(interpelação n.º 19/XII/4.ª)
Sr. Presidente,
Srs. Membros do Governo,
Srs. Deputados:
A agricultura é uma das áreas económicas em que a distribuição da riqueza produzida é mais escandalosa e os preços pagos à produção são disso exemplo.
Os dados do Instituto Nacional de Estatística (INE) referentes ao mês de outubro registam decréscimos de 67% no preço da batata, de cerca de 8% no preço do azeite a granel, de 9% no preço dos hortícolas frescos e de 2% no preço das plantas e flores. O exemplo da batata, paga a 5 cêntimos/kg, é gritante; de resto, muitos agricultores decidiram não a retirar da terra. O leite continua a ser pago abaixo da média europeia e os efeitos do embargo russo e do fim das quotas poderão ser desastrosos.

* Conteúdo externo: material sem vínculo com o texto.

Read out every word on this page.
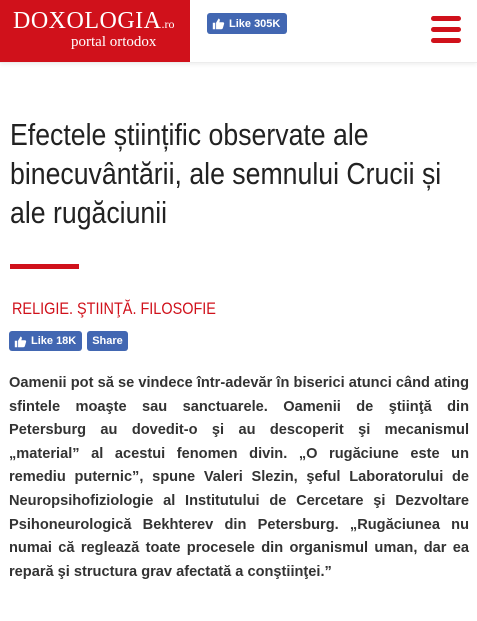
DOXOLOGIA.ro
portal ortodox
Like 305K
Efectele științific observate ale binecuvântării, ale semnului Crucii și ale rugăciunii
RELIGIE. ŞTIINŢĂ. FILOSOFIE
Like 18K Share

Oamenii pot să se vindece într-adevăr în biserici atunci când ating sfintele moaşte sau sanctuarele. Oamenii de ştiinţă din Petersburg au dovedit-o şi au descoperit şi mecanismul „material” al acestui fenomen divin. „O rugăciune este un remediu puternic”, spune Valeri Slezin, şeful Laboratorului de Neuropsihofiziologie al Institutului de Cercetare şi Dezvoltare Psihoneurologică Bekhterev din Petersburg. „Rugăciunea nu numai că reglează toate procesele din organismul uman, dar ea repară şi structura grav afectată a conştiinţei.”
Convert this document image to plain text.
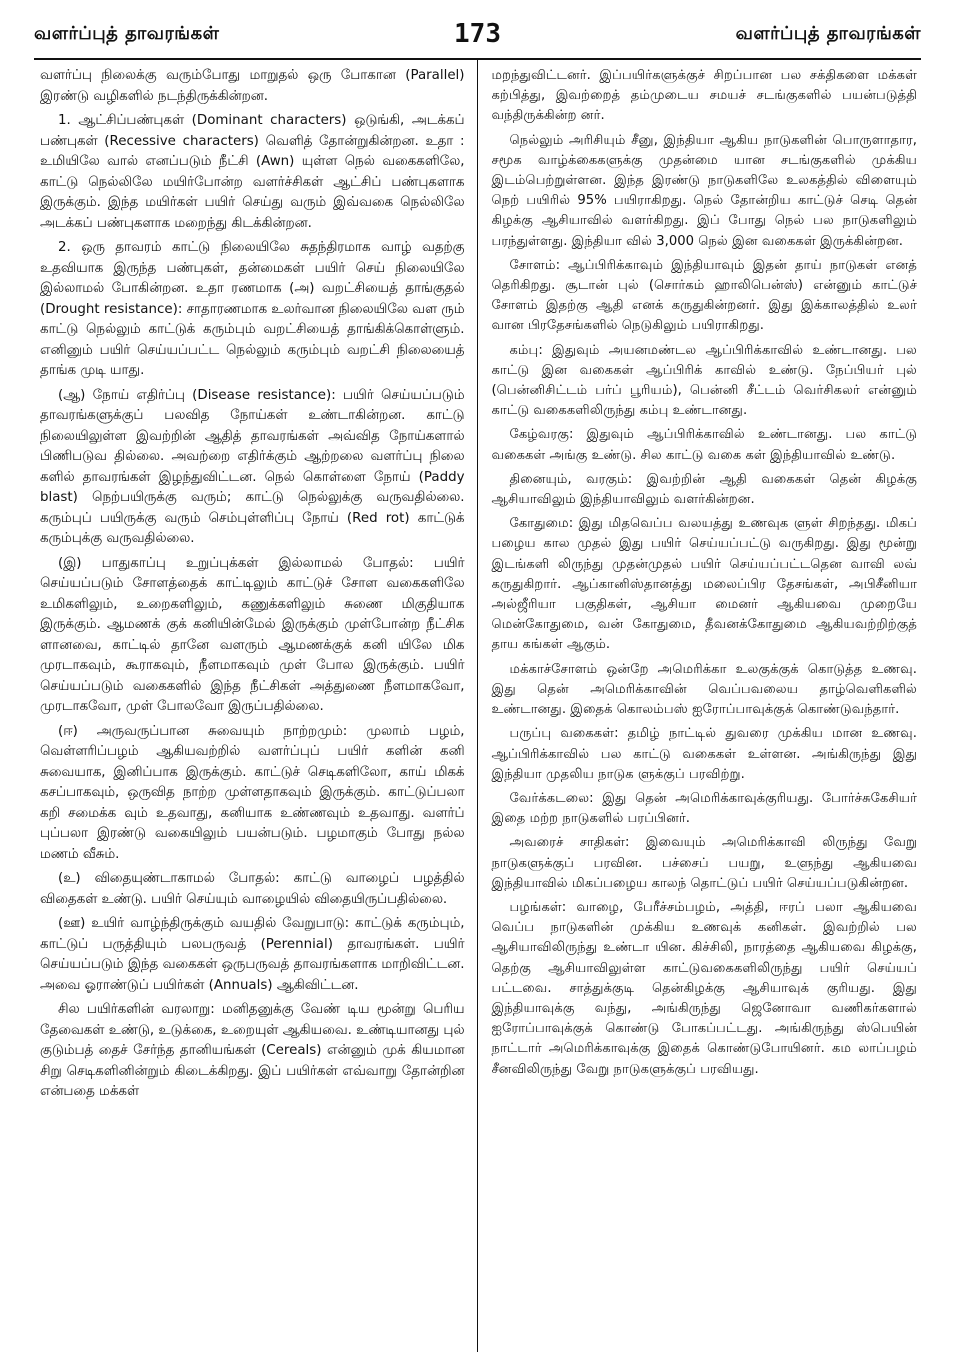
வளர்ப்புத் தாவரங்கள்	173	வளர்ப்புத் தாவரங்கள்

வளர்ப்பு நிலைக்கு வரும்போது மாறுதல் ஒரு போகான (Parallel) இரண்டு வழிகளில் நடந்திருக்கின்றன.

1. ஆட்சிப்பண்புகள் (Dominant characters) ஒடுங்கி, அடக்கப் பண்புகள் (Recessive characters) வெளித் தோன்றுகின்றன. உதா : உமியிலே வால் எனப்படும் நீட்சி (Awn) யுள்ள நெல் வகைகளிலே, காட்டு நெல்லிலே மயிர்போன்ற வளர்ச்சிகள் ஆட்சிப் பண்புகளாக இருக்கும். இந்த மயிர்கள் பயிர் செய்து வரும் இவ்வகை நெல்லிலே அடக்கப் பண்புகளாக மறைந்து கிடக்கின்றன.

2. ஒரு தாவரம் காட்டு நிலையிலே சுதந்திரமாக வாழ் வதற்கு உதவியாக இருந்த பண்புகள், தன்மைகள் பயிர் செய் நிலையிலே இல்லாமல் போகின்றன. உதா ரணமாக (அ) வறட்சியைத் தாங்குதல் (Drought resistance): சாதாரணமாக உலர்வான நிலையிலே வள ரும் காட்டு நெல்லும் காட்டுக் கரும்பும் வறட்சியைத் தாங்கிக்கொள்ளும். எனினும் பயிர் செய்யப்பட்ட நெல்லும் கரும்பும் வறட்சி நிலையைத் தாங்க முடி யாது.

(ஆ) நோய் எதிர்ப்பு (Disease resistance): பயிர் செய்யப்படும் தாவரங்களுக்குப் பலவித நோய்கள் உண்டாகின்றன. காட்டு நிலையிலுள்ள இவற்றின் ஆதித் தாவரங்கள் அவ்வித நோய்களால் பிணிபடுவ தில்லை. அவற்றை எதிர்க்கும் ஆற்றலை வளர்ப்பு நிலை களில் தாவரங்கள் இழந்துவிட்டன. நெல் கொள்ளை நோய் (Paddy blast) நெற்பயிருக்கு வரும்; காட்டு நெல்லுக்கு வருவதில்லை. கரும்புப் பயிருக்கு வரும் செம்புள்ளிப்பு நோய் (Red rot) காட்டுக் கரும்புக்கு வருவதில்லை.

(இ) பாதுகாப்பு உறுப்புக்கள் இல்லாமல் போதல்: பயிர் செய்யப்படும் சோளத்தைக் காட்டிலும் காட்டுச் சோள வகைகளிலே உமிகளிலும், உறைகளிலும், கணுக்களிலும் சுணை மிகுதியாக இருக்கும். ஆமணக் குக் கனியின்மேல் இருக்கும் முள்போன்ற நீட்சிக ளானவை, காட்டில் தானே வளரும் ஆமணக்குக் கனி யிலே மிக முரடாகவும், கூராகவும், நீளமாகவும் முள் போல இருக்கும். பயிர் செய்யப்படும் வகைகளில் இந்த நீட்சிகள் அத்துணை நீளமாகவோ, முரடாகவோ, முள் போலவோ இருப்பதில்லை.

(ஈ) அருவருப்பான சுவையும் நாற்றமும்: முலாம் பழம், வெள்ளரிப்பழம் ஆகியவற்றில் வளர்ப்புப் பயிர் களின் கனி சுவையாக, இனிப்பாக இருக்கும். காட்டுச் செடிகளிலோ, காய் மிகக் கசப்பாகவும், ஒருவித நாற்ற முள்ளதாகவும் இருக்கும். காட்டுப்பலா கறி சமைக்க வும் உதவாது, கனியாக உண்ணவும் உதவாது. வளர்ப் புப்பலா இரண்டு வகையிலும் பயன்படும். பழமாகும் போது நல்ல மணம் வீசும்.

(உ) விதையுண்டாகாமல் போதல்: காட்டு வாழைப் பழத்தில் விதைகள் உண்டு. பயிர் செய்யும் வாழையில் விதையிருப்பதில்லை.

(ஊ) உயிர் வாழ்ந்திருக்கும் வயதில் வேறுபாடு: காட்டுக் கரும்பும், காட்டுப் பருத்தியும் பலபருவத் (Perennial) தாவரங்கள். பயிர் செய்யப்படும் இந்த வகைகள் ஒருபருவத் தாவரங்களாக மாறிவிட்டன. அவை ஓராண்டுப் பயிர்கள் (Annuals) ஆகிவிட்டன.

சில பயிர்களின் வரலாறு: மனிதனுக்கு வேண் டிய மூன்று பெரிய தேவைகள் உண்டு, உடுக்கை, உறையுள் ஆகியவை. உண்டியானது புல் குடும்பத் தைச் சேர்ந்த தானியங்கள் (Cereals) என்னும் முக் கியமான சிறு செடிகளினின்றும் கிடைக்கிறது. இப் பயிர்கள் எவ்வாறு தோன்றின என்பதை மக்கள்

மறந்துவிட்டனர். இப்பயிர்களுக்குச் சிறப்பான பல சக்திகளை மக்கள் கற்பித்து, இவற்றைத் தம்முடைய சமயச் சடங்குகளில் பயன்படுத்தி வந்திருக்கின்ற னர்.

நெல்லும் அரிசியும் சீனு, இந்தியா ஆகிய நாடுகளின் பொருளாதார, சமூக வாழ்க்கைகளுக்கு முதன்மை யான சடங்குகளில் முக்கிய இடம்பெற்றுள்ளன. இந்த இரண்டு நாடுகளிலே உலகத்தில் விளையும் நெற் பயிரில் 95% பயிராகிறது. நெல் தோன்றிய காட்டுச் செடி தென் கிழக்கு ஆசியாவில் வளர்கிறது. இப் போது நெல் பல நாடுகளிலும் பரந்துள்ளது. இந்தியா வில் 3,000 நெல் இன வகைகள் இருக்கின்றன.

சோளம்: ஆப்பிரிக்காவும் இந்தியாவும் இதன் தாய் நாடுகள் எனத் தெரிகிறது. சூடான் புல் (சொர்கம் ஹாலிபென்ஸ்) என்னும் காட்டுச் சோளம் இதற்கு ஆதி எனக் கருதுகின்றனர். இது இக்காலத்தில் உலர் வான பிரதேசங்களில் நெடுகிலும் பயிராகிறது.

கம்பு: இதுவும் அயனமண்டல ஆப்பிரிக்காவில் உண்டானது. பல காட்டு இன வகைகள் ஆப்பிரிக் காவில் உண்டு. நேப்பியர் புல் (பென்னிசிட்டம் பர்ப் பூரியம்), பென்னி சீட்டம் வெர்சிகலர் என்னும் காட்டு வகைகளிலிருந்து கம்பு உண்டானது.

கேழ்வரகு: இதுவும் ஆப்பிரிக்காவில் உண்டானது. பல காட்டு வகைகள் அங்கு உண்டு. சில காட்டு வகை கள் இந்தியாவில் உண்டு.

தினையும், வரகும்: இவற்றின் ஆதி வகைகள் தென் கிழக்கு ஆசியாவிலும் இந்தியாவிலும் வளர்கின்றன.

கோதுமை: இது மிதவெப்ப வலயத்து உணவுக ளுள் சிறந்தது. மிகப் பழைய கால முதல் இது பயிர் செய்யப்பட்டு வருகிறது. இது மூன்று இடங்களி லிருந்து முதன்முதல் பயிர் செய்யப்பட்டதென வாவி லவ் கருதுகிறார். ஆப்கானிஸ்தானத்து மலைப்பிர தேசங்கள், அபிசீனியா அல்ஜீரியா பகுதிகள், ஆசியா மைனர் ஆகியவை முறையே மென்கோதுமை, வன் கோதுமை, தீவனக்கோதுமை ஆகியவற்றிற்குத் தாய கங்கள் ஆகும்.

மக்காச்சோளம் ஒன்றே அமெரிக்கா உலகுக்குக் கொடுத்த உணவு. இது தென் அமெரிக்காவின் வெப்பவலைய தாழ்வெளிகளில் உண்டானது. இதைக் கொலம்பஸ் ஐரோப்பாவுக்குக் கொண்டுவந்தார்.

பருப்பு வகைகள்: தமிழ் நாட்டில் துவரை முக்கிய மான உணவு. ஆப்பிரிக்காவில் பல காட்டு வகைகள் உள்ளன. அங்கிருந்து இது இந்தியா முதலிய நாடுக ளுக்குப் பரவிற்று.

வேர்க்கடலை: இது தென் அமெரிக்காவுக்குரியது. போர்ச்சுகேசியர் இதை மற்ற நாடுகளில் பரப்பினர்.

அவரைச் சாதிகள்: இவையும் அமெரிக்காவி லிருந்து வேறு நாடுகளுக்குப் பரவின. பச்சைப் பயறு, உளுந்து ஆகியவை இந்தியாவில் மிகப்பழைய காலந் தொட்டுப் பயிர் செய்யப்படுகின்றன.

பழங்கள்: வாழை, பேரீச்சம்பழம், அத்தி, ஈரப் பலா ஆகியவை வெப்ப நாடுகளின் முக்கிய உணவுக் கனிகள். இவற்றில் பல ஆசியாவிலிருந்து உண்டா யின. கிச்சிலி, நாரத்தை ஆகியவை கிழக்கு, தெற்கு ஆசியாவிலுள்ள காட்டுவகைகளிலிருந்து பயிர் செய்யப் பட்டவை. சாத்துக்குடி தென்கிழக்கு ஆசியாவுக் குரியது. இது இந்தியாவுக்கு வந்து, அங்கிருந்து ஜெனோவா வணிகர்களால் ஐரோப்பாவுக்குக் கொண்டு போகப்பட்டது. அங்கிருந்து ஸ்பெயின் நாட்டார் அமெரிக்காவுக்கு இதைக் கொண்டுபோயினர். கம லாப்பழம் சீனவிலிருந்து வேறு நாடுகளுக்குப் பரவியது.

Em relação aos pequenos frutos, como o mirtilo, que tanto tem servido de propaganda na instalação de jovens agricultores, as explorações estão comprometidas. Muitos produtores assumiram nem fazer a colheita e a estrutura de comercialização refere que o excesso de produção está a esmagar os preços. O Ministério só diz que o problema decorre da exclusiva vontade e orientação produtiva dos proponentes dos projetos de investimento.

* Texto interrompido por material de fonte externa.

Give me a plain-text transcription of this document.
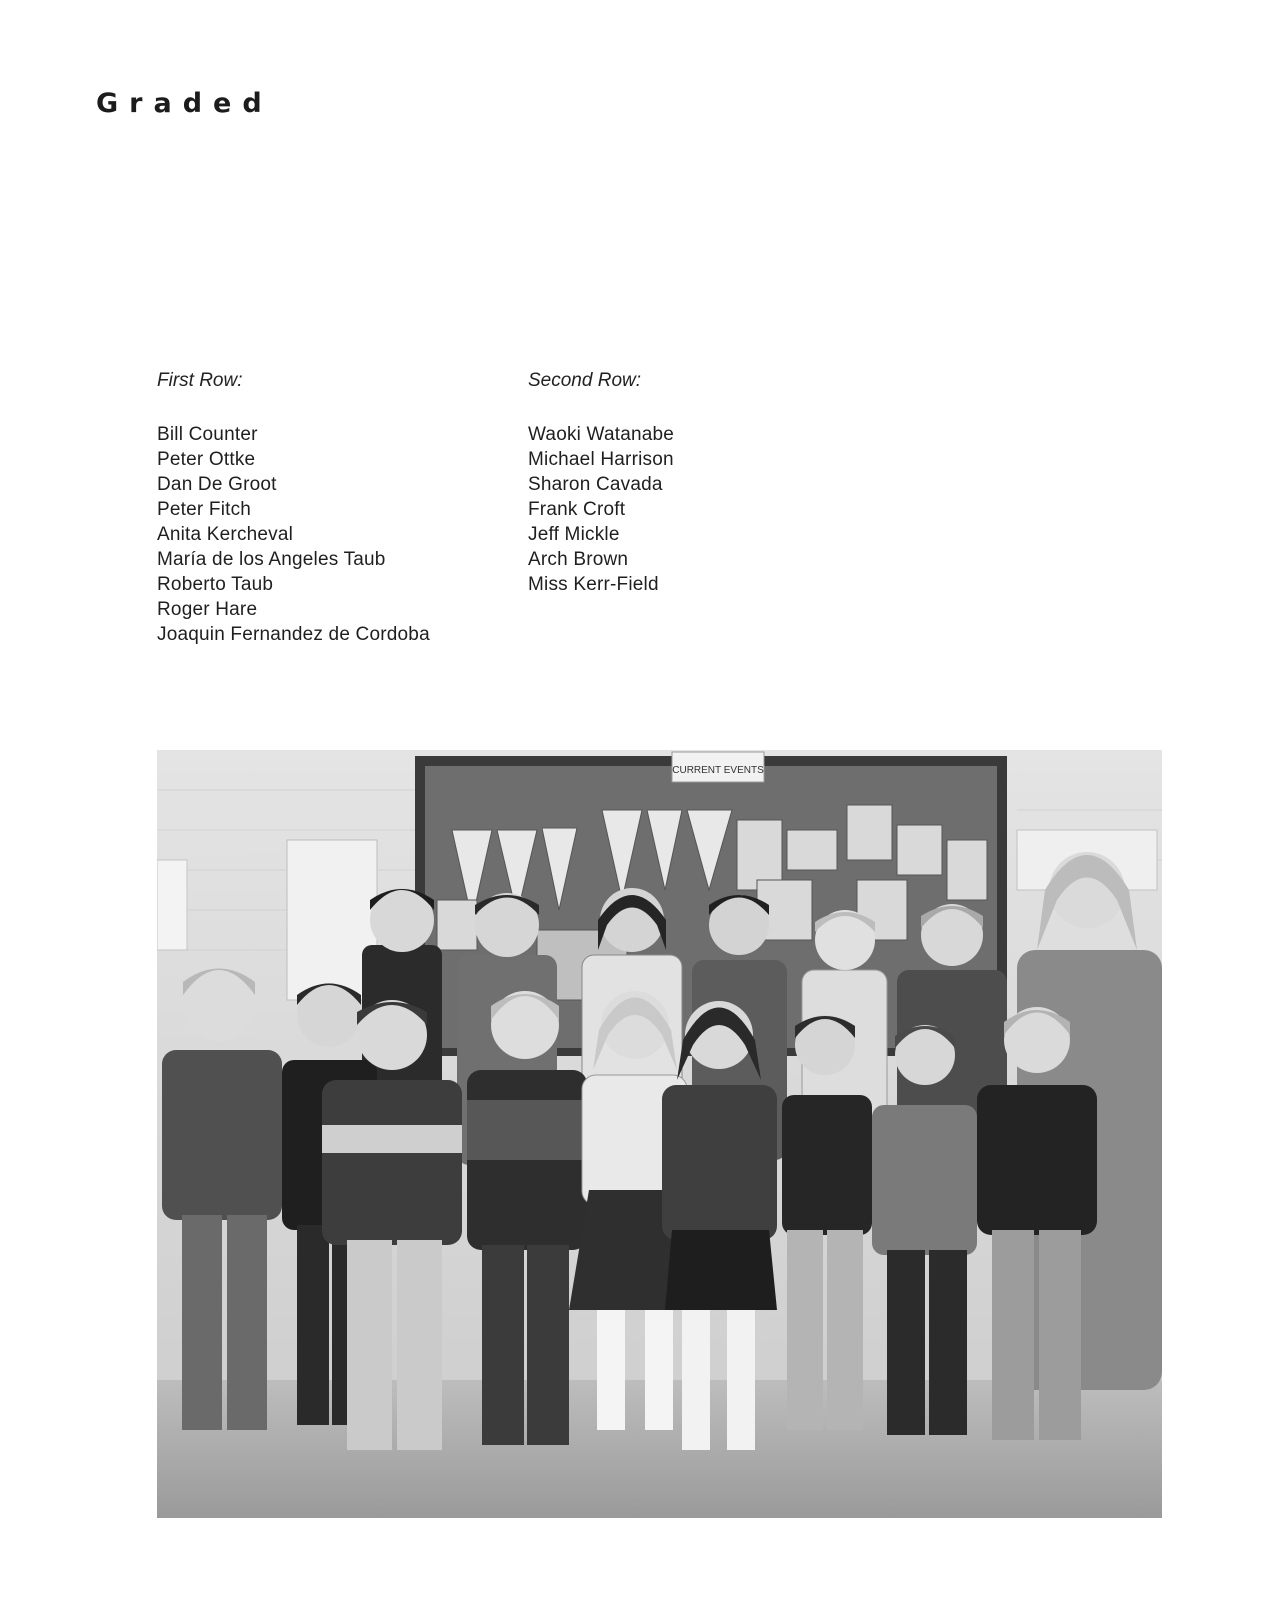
Graded
First Row:
Bill Counter
Peter Ottke
Dan De Groot
Peter Fitch
Anita Kercheval
María de los Angeles Taub
Roberto Taub
Roger Hare
Joaquin Fernandez de Cordoba
Second Row:
Waoki Watanabe
Michael Harrison
Sharon Cavada
Frank Croft
Jeff Mickle
Arch Brown
Miss Kerr-Field
CURRENT EVENTS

A distribuição dos apoios através da política agrícola comum (PAC) continua desigual: 5% dos agricultores recebem 70% das ajudas.

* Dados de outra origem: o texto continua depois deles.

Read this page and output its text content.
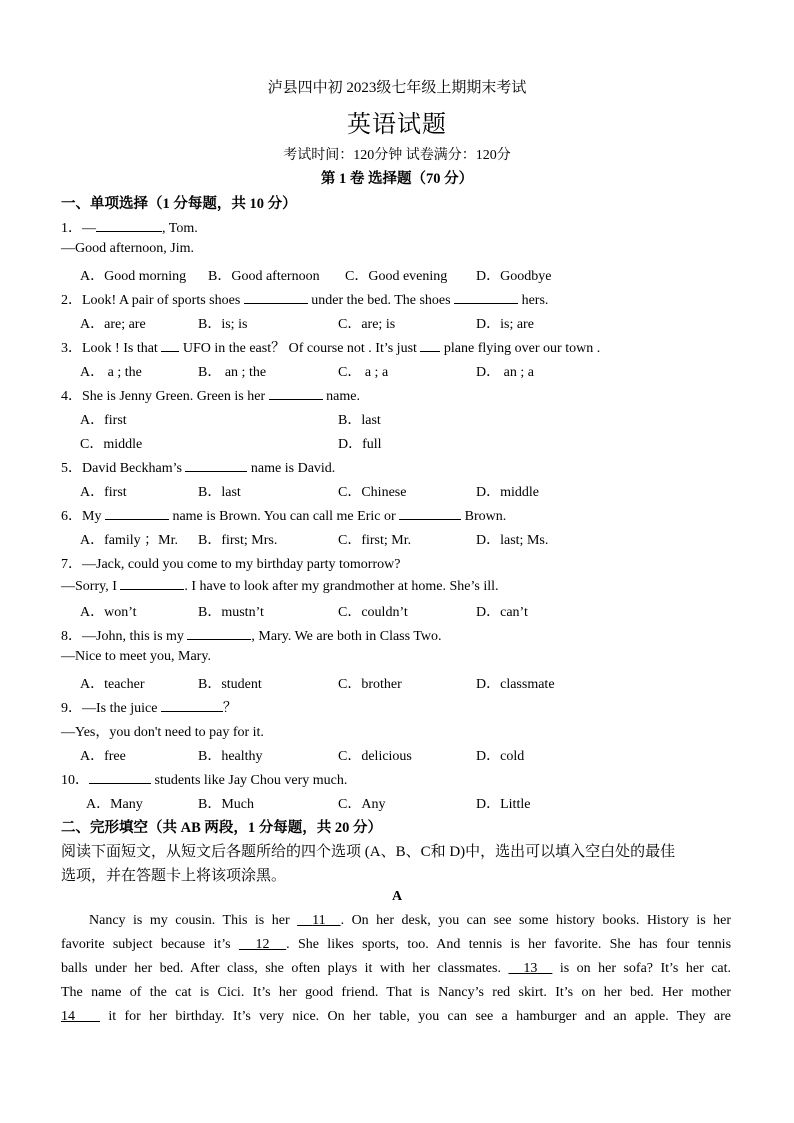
泸县四中初 2023级七年级上期期末考试
英语试题
考试时间：120分钟 试卷满分：120分
第 1 卷 选择题（70 分）
一、单项选择（1 分每题，共 10 分）
1．—	, Tom.
—Good afternoon, Jim.
A．Good morning B．Good afternoon C．Good evening D．Goodbye
2．Look! A pair of sports shoes	under the bed. The shoes	hers.
A．are; are	B．is; is	C．are; is	D．is; are
3．Look ! Is that UFO in the east？ Of course not . It’s just plane flying over our town .
A． a ; the	B． an ; the	C． a ; a	D． an ; a
4．She is Jenny Green. Green is her	name.
A．first	B．last
C．middle	D．full
5．David Beckham’s	name is David.
A．first	B．last	C．Chinese	D．middle
6．My	name is Brown. You can call me Eric or	Brown.
A．family ；Mr. B．first; Mrs.	C．first; Mr.	D．last; Ms.
7．—Jack, could you come to my birthday party tomorrow?
—Sorry, I	. I have to look after my grandmother at home. She’s ill.
A．won’t	B．mustn’t	C．couldn’t	D．can’t
8．—John, this is my	, Mary. We are both in Class Two.
—Nice to meet you, Mary.
A．teacher	B．student	C．brother	D．classmate
9．—Is the juice	？
—Yes，you don't need to pay for it.
A．free	B．healthy	C．delicious	D．cold
10．	students like Jay Chou very much.
A．Many	B．Much	C．Any	D．Little
二、完形填空（共 AB 两段，1 分每题，共 20 分）
阅读下面短文，从短文后各题所给的四个选项 (A、B、C和 D)中，选出可以填入空白处的最佳
选项，并在答题卡上将该项涂黑。
A
Nancy is my cousin. This is her 11 . On her desk, you can see some history books. History is her
favorite subject because it’s 12 . She likes sports, too. And tennis is her favorite. She has four tennis
balls under her bed. After class, she often plays it with her classmates. 13 is on her sofa? It’s her cat.
The name of the cat is Cici. It’s her good friend. That is Nancy’s red skirt. It’s on her bed. Her mother
14 it for her birthday. It’s very nice. On her table, you can see a hamburger and an apple. They are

Com a obrigatoriedade de inscrição dos pequenos agricultores nas finanças, foram mais de 15 000 os agricultores que deixaram de apresentar candidaturas. Desde 2010, com este Governo, perderam-se 93 700 empregos na agricultura.
No Alqueva, perante o maior investimento público de sempre na agricultura, têm vindo a prosperar largamente a monocultura intensiva, os grandes grupos económicos e as multinacionais, como a Sovena e a Syngenta, um modelo económico que não teve reflexos na empregabilidade, nos salários ou na fixação de população. Pelo contrário, tem vindo a intensificar-se um modelo de salários baixos e de precaridade.
Nas pescas, os preços em lota são, na sua maioria, abaixo de 1 €, sendo comum haver preços de 35, de 15 e até mesmo de 7 cêntimos. Em 2013, o preço médio dos peixes marinhos foi de 1,46 €, tendo reduzido face ao ano anterior, contudo, nas vendas ao consumidor os preços não descem abaixo de 4 €. O PCP já propôs o estudo da cadeia de valor, determinando margens médias. A proposta foi aprovada em 2012, mas o Governo continua sem a respeitar.
A relação entre a produção e a distribuição é asfixiante para os produtores. A Plataforma de Acompanhamento das Relações na Cadeia (PARCA), enquanto mecanismo de intervenção, não impediu que os preços na produção continuassem a descer. Um estudo do Gabinete de Planeamento, Políticas e Administração Geral refere que, na distribuição de valor criado ao longo da cadeia, os agricultores ficam com 10% e o comércio com 75%.
A grande distribuição tem, em Portugal, 75% do mercado. O Grupo Jerónimo Martins teve, entre janeiro e setembro de 2014, resultados líquidos de 237 milhões de euros; a SONAE aumentou os seus lucros quase 50% nos primeiros nove meses do ano.
Pode até ter aumentado a produção, mas em matéria de distribuição da riqueza o País está pior. A riqueza produzida pelo País no setor primário tem vindo a concentrar-se e só com outro governo e outras políticas esta realidade poderá ser invertida.